Но сейчас я так был спокоен за свое блаженство, что готов был рассеять недоразумение и с улыбкой вглядывался в темноту. И это вторжение открыло мне, что в самом деле где-то за ближайшим домом и через дорогу — в темном парке трудятся соловьи. Второй тоже встал у скамейки и был как-то слишком заметен в темноте, он был ее темнее и огромнее. В эту минуту они могли оказаться кем угодно, но идиллический образ уже не нуждался в превращении их в беглых каторжников или бедовых крестьян соседнего барина.

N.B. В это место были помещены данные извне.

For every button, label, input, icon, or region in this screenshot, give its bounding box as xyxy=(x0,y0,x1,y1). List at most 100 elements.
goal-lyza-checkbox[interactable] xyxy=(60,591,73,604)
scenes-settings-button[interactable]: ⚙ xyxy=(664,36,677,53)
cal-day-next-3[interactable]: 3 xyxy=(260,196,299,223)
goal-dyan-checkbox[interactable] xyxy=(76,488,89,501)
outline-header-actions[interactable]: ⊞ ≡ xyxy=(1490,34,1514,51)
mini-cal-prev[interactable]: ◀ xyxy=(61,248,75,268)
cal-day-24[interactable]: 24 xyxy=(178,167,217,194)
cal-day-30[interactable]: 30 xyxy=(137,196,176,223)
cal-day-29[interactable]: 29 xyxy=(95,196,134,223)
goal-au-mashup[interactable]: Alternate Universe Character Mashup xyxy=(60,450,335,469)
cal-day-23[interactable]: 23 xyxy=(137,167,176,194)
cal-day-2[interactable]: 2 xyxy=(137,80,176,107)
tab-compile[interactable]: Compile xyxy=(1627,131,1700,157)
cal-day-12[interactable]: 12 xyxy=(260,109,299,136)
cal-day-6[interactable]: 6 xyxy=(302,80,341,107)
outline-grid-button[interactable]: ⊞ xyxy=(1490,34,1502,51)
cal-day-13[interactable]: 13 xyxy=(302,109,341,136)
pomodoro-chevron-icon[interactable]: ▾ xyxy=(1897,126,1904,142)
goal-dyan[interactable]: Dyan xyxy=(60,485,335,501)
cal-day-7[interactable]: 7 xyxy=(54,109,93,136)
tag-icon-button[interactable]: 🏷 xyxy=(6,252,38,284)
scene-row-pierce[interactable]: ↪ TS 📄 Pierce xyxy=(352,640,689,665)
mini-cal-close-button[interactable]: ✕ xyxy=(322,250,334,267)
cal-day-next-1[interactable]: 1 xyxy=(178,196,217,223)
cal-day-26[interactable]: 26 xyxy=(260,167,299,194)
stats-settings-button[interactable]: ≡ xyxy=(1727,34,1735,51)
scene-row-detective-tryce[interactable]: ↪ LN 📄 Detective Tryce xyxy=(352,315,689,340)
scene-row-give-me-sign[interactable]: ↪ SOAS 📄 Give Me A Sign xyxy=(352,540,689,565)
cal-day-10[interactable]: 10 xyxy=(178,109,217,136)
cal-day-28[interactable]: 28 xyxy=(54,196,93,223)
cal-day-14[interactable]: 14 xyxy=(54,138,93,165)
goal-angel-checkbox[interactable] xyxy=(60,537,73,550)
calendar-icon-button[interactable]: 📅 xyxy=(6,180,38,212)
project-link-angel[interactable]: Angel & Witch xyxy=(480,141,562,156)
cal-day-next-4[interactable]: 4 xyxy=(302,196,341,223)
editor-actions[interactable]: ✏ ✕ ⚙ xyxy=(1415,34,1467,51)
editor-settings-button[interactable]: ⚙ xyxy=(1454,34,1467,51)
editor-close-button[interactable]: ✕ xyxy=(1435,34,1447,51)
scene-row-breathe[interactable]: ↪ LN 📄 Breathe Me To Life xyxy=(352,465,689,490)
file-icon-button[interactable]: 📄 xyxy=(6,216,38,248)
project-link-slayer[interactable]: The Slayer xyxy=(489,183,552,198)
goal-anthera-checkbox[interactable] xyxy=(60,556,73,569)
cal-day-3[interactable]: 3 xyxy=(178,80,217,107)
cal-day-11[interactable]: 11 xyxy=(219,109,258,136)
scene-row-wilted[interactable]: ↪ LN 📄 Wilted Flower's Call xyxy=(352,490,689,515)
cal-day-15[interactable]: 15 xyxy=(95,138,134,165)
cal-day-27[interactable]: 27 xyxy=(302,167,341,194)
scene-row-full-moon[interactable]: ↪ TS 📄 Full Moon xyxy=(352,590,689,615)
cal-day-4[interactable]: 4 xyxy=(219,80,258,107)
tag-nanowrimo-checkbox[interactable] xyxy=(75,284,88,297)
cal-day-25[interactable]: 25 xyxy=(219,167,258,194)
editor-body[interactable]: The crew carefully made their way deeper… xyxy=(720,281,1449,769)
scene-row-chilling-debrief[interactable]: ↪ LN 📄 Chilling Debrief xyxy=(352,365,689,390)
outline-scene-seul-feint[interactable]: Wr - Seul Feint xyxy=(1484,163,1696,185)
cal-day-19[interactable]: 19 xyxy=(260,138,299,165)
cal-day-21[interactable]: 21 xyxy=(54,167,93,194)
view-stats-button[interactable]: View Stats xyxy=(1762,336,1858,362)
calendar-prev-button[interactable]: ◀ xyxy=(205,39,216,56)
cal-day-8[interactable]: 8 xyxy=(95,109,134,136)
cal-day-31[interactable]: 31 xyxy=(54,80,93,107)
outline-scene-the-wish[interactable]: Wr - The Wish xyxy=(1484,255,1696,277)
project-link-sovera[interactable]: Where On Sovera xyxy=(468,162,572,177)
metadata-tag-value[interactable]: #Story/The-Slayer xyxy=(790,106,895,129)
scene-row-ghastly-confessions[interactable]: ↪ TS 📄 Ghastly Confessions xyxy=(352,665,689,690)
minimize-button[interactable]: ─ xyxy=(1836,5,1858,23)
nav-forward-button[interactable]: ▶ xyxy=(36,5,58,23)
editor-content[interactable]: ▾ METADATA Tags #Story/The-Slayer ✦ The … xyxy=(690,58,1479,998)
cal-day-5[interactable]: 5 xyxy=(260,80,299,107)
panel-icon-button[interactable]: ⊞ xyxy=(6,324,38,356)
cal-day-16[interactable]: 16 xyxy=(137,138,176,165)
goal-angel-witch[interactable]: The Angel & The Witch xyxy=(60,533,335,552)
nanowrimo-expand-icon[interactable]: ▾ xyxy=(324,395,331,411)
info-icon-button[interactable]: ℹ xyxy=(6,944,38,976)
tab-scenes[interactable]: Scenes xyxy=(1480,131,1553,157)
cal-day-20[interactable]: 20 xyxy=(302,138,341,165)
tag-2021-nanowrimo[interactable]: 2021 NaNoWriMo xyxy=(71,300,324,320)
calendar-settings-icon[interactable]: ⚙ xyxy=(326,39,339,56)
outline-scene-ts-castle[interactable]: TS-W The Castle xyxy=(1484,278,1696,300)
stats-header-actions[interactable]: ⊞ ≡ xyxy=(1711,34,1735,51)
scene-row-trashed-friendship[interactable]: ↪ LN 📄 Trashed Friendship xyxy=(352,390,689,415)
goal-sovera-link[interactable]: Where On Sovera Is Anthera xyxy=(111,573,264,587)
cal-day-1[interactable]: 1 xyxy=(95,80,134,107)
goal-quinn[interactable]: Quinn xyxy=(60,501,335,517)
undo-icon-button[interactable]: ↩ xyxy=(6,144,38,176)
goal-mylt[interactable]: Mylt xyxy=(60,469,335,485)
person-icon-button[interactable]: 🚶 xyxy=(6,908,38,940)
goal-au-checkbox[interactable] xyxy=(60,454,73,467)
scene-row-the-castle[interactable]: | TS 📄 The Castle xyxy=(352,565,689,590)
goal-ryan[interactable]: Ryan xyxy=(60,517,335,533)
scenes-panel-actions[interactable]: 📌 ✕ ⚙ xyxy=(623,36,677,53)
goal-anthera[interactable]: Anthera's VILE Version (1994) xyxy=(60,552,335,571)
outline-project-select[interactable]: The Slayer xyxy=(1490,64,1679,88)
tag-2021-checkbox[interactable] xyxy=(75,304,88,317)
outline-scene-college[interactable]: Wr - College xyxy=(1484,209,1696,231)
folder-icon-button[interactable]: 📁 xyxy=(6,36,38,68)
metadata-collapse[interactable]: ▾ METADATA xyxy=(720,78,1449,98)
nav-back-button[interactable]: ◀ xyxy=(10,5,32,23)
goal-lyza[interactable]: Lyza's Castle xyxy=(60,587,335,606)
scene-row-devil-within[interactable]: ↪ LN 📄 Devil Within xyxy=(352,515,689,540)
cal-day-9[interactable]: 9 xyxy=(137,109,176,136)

— Да оставь ты людей в покое, — потрясающим гулом вдруг зарычал второй, и, когда он сказал «пошли уж», это приходилось относить только к себе. Он, остановившись, продолжал шуршать, будто рассыпал гравий безмерной пятерней. Но какой тут гравий — какой-то пакет в его руке выбелил себе пятно в темноте.
— Я точно говорю, — сипел первый, — у меня тут запрятано…
Теперь уж его голос не нес в себе прежней угрозы — мальчишеская поза, не больше, маскировочный насморк. Тот, с кем нельзя бы было договориться, стоял рядом с ним, рядом с совсем не обширным очерком его светлых шорт. Стало видно, как эти шорты развернулись и после двух срывов приподнялись в воздухе под шелушащееся ворчание невинной березы. Звонко хрустнула ветка, и в хлопнувшем об асфальт прыжке шорты вернулись на землю гораздо ниже, чем были изначально.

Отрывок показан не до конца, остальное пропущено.